VI. – C. Pline salue son cher Avitus.

Le magnifique parcimonieux.

Il serait trop long de revenir sur le passé, et la chose n’en vaut pas la peine, pour vous dire comment, malgré mon peu de familiarité avec lui, je me suis trouvé à dîner chez un homme, selon lui, magnifique et économe, selon moi, avare et prodigue. À lui et à quelques privilégiés il faisait servir des mets excellents, aux autres des plats grossiers et réduits. Pour les vins aussi il les avait répartis en trois catégories dans de petites bouteilles, non pour laisser la liberté de choisir, mais afin d’ôter le droit de refuser ; la première était pour lui et pour nous, la seconde pour les amis de moindre importance (car il y a des degrés dans son amitié), la dernière pour ses affranchis et pour les nôtres.
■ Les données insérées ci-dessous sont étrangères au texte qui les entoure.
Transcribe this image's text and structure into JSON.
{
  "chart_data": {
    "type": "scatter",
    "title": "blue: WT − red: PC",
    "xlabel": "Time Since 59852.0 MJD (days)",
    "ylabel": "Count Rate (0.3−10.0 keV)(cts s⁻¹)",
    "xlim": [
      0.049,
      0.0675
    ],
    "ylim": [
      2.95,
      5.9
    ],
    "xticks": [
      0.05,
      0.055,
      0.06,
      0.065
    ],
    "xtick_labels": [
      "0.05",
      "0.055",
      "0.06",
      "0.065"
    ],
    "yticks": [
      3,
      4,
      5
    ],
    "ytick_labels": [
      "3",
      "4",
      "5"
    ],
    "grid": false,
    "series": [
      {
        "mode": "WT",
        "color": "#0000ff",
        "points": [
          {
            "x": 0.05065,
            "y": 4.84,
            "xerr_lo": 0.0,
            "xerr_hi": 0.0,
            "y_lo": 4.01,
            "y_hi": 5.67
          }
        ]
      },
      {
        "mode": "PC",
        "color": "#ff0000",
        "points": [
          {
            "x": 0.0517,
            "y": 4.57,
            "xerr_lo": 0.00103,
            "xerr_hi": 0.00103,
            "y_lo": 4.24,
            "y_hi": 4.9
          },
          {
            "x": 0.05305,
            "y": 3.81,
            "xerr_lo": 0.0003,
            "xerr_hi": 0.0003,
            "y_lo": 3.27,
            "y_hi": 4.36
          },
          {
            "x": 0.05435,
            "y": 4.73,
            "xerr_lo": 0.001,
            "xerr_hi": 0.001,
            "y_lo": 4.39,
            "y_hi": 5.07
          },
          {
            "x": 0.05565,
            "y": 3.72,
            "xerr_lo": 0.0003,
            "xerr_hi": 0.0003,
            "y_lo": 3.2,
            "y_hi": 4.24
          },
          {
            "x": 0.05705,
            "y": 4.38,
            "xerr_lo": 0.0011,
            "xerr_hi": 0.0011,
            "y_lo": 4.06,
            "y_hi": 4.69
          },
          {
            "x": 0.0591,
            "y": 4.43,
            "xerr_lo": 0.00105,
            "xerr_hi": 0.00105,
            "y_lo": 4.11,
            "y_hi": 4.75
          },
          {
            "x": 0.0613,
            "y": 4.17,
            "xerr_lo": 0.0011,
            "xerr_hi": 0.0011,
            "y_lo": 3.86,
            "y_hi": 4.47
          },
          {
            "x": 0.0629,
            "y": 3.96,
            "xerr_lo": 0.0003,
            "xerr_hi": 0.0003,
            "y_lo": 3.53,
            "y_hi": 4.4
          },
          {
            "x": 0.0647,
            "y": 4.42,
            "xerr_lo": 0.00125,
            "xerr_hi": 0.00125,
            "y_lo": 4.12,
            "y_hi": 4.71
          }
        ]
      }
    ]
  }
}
Mon voisin de table remarqua cette ordonnance du repas et me demanda si je l’approuvais. « Nullement, répondis-je. » – « Et vous, ajouta-t-il, quelle est donc votre habitude ? » – « Je fais servir tout le monde de même ; j’invite à un repas, non à une offense ; et je veux que tout aille de pair entre ceux que j’ai admis de pair à ma table et sur mon divan. » – « Même les affranchis ? » – « Oui ; ils ne sont plus alors à nos yeux des affranchis, mais des convives. » – « Cela vous coûte beaucoup, ajouta-t-il ? » – « Point du tout. » – « Est-il possible ? » – « Très possible, pour la bonne raison que mes affranchis ne boivent pas le même vin que moi, c’est moi qui bois le même vin que mes affranchis. » Eh ! parbleu, si vous modérez votre gourmandise, il ne vous en coûte jamais bien cher de partager avec plusieurs ce dont vous vous contentez vous-même. C’est notre propre sensualité qu’il faut réprimer, et pour ainsi dire, rappeler à l’ordre, si l’on veut ménager la dépense, qu’il est plus convenable d’épargner par sa propre tempérance que par l’humiliation d’autrui.

À quoi tend ce discours ? À ce que vous, qui êtes jeune et d’un excellent naturel, vous ne vous en laissiez pas imposer par le luxe de la table qu’étalent certaines personnes sous l’apparence de l’économie. L’affection que je vous porte me fait un devoir, chaque fois qu’une occasion semblable se présente, d’en profiter pour vous avertir par un exemple de ce que vous devez éviter. Souvenez-vous donc que l’on ne saurait trop fuir cet hypocrite mélange de prodigalité et d’avarice tout récent et que si ces deux vices pris isolément sont honteux, leur réunion en augmente encore la honte. Adieu.